Remember Africa? The effects of twice-migration on the religious and cultural lives of British ‘East African’ Jains

Code
3E005719
Duration
01 October 2019 → 31 October 2023
Funding
Research Foundation - Flanders (FWO)
Research disciplines
  • Humanities and the arts
    • Cultural history
    • Religion and society
    • Transregional studies
Keywords
memory transgenerational memory memorial activities migration twice-migration migrant religion Jainism postcolonialism East-Africa diaspora 20th Century Contemporary Language and text analysis Field research Africa Asia Western Europe History Area studies Interculturalism
 
Project description

The project "Remember Africa?” uses different types of contemporary memorial projects and narratives of individual Jains in the UK to address the experience of twice-migration and its impact upon religious and cultural praxis. It comprises two distinct levels of inquiry.
First, it will approach memory as a source, and construct a continuous history of Jainism as it moved spatially from India to East-Africa to the UK, and temporally from a 20th century colonial to a 21st century postcolonial context, identifying successive cultural and religious transformations that arose in the course of this collective movement through time and space. As existing research on South Asians in East Africa has a strong focus on (socio-)economic aspects, this will help fill significant gaps in existing research in Jain studies and Jain history, and add to academic understanding of religion in complex migration situations.
On a second level, this project will take memory as the subject of inquiry.
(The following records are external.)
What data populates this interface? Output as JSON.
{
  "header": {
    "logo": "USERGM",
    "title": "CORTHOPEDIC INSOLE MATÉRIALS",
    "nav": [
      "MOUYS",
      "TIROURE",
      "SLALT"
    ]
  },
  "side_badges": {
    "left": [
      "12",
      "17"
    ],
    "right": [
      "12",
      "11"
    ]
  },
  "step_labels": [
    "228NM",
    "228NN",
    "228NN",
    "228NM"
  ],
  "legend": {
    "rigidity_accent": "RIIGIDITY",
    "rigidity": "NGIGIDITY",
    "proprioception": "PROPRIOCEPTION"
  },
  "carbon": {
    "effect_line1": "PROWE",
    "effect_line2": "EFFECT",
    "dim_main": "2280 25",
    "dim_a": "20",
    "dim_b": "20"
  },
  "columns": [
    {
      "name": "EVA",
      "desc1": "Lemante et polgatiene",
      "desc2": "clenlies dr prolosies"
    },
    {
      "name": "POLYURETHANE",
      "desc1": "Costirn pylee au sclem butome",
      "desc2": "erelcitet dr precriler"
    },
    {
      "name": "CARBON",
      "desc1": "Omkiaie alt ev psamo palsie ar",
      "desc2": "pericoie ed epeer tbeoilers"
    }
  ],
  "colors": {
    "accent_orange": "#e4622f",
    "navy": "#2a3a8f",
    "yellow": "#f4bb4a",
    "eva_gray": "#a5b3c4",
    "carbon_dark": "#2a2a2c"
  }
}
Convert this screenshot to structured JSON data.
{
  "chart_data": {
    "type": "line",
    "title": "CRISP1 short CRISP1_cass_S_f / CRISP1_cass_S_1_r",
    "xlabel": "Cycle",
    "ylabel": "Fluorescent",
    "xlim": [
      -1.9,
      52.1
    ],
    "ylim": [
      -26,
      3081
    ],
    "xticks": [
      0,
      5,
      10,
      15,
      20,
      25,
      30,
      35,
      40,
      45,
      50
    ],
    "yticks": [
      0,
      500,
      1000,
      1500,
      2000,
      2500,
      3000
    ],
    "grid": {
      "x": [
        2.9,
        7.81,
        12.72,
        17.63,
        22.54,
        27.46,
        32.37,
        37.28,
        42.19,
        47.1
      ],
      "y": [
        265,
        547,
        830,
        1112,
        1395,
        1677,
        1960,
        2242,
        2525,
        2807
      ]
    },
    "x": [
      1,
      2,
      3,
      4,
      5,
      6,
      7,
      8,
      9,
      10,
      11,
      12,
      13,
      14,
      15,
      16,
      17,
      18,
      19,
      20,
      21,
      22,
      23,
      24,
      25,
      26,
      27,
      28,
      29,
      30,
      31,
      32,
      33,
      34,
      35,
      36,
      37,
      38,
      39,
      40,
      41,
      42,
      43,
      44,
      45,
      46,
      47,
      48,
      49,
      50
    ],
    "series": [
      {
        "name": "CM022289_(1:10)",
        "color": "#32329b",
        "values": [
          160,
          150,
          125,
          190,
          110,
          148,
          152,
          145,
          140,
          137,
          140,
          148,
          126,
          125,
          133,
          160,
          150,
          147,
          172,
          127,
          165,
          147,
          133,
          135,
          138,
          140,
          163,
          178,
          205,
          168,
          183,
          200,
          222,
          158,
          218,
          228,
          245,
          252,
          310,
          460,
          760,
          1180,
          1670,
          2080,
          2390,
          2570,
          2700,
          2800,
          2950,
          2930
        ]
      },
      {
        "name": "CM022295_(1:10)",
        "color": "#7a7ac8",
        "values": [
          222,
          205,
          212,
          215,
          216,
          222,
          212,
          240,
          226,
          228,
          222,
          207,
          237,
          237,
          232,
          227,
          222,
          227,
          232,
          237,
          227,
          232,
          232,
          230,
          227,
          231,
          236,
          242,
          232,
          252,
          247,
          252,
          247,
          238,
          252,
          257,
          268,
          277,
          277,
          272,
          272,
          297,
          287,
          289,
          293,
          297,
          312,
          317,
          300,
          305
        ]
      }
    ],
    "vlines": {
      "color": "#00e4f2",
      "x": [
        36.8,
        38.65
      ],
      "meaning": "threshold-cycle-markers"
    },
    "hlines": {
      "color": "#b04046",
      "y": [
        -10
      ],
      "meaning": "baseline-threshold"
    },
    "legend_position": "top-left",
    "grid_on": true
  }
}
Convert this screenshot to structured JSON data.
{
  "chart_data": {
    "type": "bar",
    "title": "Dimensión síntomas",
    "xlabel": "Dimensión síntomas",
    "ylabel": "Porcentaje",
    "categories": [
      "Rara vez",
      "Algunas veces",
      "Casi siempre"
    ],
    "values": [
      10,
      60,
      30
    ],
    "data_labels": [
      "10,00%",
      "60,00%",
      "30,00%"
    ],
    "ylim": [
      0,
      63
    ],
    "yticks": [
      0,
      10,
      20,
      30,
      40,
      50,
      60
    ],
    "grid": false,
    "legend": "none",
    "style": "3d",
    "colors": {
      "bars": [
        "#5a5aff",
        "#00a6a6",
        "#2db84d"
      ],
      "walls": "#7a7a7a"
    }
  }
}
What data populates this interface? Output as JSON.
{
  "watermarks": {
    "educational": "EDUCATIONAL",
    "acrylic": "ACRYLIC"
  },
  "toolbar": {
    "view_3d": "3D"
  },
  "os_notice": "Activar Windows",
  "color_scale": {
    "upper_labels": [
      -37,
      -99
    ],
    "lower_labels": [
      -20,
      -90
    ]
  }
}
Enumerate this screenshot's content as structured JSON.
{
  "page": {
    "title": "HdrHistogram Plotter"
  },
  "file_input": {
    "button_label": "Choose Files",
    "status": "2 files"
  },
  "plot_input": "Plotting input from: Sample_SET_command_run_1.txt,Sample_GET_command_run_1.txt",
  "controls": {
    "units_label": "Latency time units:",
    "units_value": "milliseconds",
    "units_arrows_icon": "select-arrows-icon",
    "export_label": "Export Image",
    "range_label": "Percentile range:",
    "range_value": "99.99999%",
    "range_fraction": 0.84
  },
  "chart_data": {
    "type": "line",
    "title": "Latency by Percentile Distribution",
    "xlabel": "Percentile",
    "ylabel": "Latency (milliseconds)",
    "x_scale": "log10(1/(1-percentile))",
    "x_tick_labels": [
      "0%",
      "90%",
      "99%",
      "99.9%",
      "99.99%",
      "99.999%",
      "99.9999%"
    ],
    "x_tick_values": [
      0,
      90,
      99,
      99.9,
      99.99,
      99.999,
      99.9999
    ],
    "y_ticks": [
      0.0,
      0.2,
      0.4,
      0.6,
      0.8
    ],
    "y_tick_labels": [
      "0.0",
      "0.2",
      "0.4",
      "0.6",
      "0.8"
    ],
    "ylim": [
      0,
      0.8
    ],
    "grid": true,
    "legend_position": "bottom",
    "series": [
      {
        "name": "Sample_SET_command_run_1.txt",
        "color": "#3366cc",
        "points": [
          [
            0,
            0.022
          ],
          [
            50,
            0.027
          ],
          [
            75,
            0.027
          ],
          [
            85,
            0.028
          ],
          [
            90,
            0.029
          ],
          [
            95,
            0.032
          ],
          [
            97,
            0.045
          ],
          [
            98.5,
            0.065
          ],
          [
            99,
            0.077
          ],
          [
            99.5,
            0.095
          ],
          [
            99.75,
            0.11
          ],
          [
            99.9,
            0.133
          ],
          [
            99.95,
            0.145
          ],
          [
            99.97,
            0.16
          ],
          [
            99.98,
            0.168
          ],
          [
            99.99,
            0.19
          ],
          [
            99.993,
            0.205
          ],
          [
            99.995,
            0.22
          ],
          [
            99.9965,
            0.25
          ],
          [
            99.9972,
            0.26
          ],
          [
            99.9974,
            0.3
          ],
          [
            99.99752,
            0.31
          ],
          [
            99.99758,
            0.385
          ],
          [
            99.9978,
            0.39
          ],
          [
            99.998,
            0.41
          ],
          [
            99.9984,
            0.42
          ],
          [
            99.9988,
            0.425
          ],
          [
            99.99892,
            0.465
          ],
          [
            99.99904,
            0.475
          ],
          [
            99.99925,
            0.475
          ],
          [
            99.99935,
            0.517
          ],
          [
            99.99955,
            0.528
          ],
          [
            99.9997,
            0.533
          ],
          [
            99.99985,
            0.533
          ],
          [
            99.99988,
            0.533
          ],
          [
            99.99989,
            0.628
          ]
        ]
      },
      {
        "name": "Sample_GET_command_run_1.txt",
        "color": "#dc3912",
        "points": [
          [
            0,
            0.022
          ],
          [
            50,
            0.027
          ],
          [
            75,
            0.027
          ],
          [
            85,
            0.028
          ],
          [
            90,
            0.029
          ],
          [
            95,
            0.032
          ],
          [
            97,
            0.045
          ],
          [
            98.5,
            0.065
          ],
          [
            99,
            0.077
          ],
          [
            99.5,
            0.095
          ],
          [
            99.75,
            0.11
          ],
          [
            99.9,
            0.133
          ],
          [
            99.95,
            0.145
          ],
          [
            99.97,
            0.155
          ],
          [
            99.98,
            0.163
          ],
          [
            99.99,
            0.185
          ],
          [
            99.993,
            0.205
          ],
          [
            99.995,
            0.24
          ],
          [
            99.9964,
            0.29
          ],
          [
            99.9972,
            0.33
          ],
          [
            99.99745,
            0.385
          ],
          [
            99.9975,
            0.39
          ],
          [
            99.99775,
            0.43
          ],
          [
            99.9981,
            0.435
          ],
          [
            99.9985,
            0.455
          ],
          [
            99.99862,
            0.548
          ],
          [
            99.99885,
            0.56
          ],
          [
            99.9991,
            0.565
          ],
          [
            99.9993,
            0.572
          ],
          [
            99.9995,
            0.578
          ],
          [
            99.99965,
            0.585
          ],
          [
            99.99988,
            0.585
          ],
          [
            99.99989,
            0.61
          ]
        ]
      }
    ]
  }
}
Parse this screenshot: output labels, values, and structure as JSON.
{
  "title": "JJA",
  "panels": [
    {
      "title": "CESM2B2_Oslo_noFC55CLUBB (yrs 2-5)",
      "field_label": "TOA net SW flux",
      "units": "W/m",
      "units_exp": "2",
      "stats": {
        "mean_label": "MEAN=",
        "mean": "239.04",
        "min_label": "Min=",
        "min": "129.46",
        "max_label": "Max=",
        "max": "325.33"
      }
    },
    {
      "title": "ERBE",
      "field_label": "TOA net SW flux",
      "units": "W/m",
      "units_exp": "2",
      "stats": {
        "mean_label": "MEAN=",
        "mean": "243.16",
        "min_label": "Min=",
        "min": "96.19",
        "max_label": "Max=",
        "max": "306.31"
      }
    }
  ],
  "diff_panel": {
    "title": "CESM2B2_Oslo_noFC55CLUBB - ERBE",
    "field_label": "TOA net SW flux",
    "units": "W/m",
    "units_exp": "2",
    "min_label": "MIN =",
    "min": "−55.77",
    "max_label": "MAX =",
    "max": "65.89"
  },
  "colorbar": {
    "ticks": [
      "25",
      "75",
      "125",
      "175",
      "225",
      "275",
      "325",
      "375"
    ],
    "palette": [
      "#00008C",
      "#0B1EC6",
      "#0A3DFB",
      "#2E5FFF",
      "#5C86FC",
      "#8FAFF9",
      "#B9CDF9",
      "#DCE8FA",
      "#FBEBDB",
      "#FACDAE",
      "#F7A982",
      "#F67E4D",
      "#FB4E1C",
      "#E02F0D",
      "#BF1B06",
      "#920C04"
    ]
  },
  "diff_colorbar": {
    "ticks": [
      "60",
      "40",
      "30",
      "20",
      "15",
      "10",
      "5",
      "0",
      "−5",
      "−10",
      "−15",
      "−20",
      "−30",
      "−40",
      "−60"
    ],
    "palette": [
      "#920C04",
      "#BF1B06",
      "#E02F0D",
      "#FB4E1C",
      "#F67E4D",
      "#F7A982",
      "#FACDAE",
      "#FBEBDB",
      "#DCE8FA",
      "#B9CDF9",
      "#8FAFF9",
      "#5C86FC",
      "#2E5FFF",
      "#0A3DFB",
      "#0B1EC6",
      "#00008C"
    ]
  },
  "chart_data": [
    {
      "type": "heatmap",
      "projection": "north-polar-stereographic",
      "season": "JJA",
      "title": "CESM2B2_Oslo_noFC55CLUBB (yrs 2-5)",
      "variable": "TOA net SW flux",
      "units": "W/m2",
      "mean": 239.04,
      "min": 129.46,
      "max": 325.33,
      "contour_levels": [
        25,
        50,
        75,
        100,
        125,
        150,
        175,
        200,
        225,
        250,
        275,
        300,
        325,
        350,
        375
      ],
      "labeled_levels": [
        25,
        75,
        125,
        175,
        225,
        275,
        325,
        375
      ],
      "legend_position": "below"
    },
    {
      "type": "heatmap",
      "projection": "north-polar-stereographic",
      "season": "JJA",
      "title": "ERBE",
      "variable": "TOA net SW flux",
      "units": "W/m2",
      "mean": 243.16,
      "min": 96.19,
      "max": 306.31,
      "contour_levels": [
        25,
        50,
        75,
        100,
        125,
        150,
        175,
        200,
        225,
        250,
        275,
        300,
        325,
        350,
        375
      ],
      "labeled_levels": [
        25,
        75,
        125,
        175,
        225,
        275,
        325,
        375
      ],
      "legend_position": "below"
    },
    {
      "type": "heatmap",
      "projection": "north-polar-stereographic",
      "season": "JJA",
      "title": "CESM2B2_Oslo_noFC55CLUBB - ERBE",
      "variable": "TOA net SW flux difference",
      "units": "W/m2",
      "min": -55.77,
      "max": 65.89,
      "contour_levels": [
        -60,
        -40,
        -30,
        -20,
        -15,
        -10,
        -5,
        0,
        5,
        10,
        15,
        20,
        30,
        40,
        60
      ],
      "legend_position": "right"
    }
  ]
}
The nostalgia and fear of forgetting that emerge from individual narratives, and the prevalence of different types of public memorial projects indicate an increased preoccupation with the past as it gradually fades from living memory. I will acknowledge and unpack the emotionally charged relationship many Jains have with this shared past, and look at memorial projects as strategies to establish transgenerational memory and strengthen a common narrative.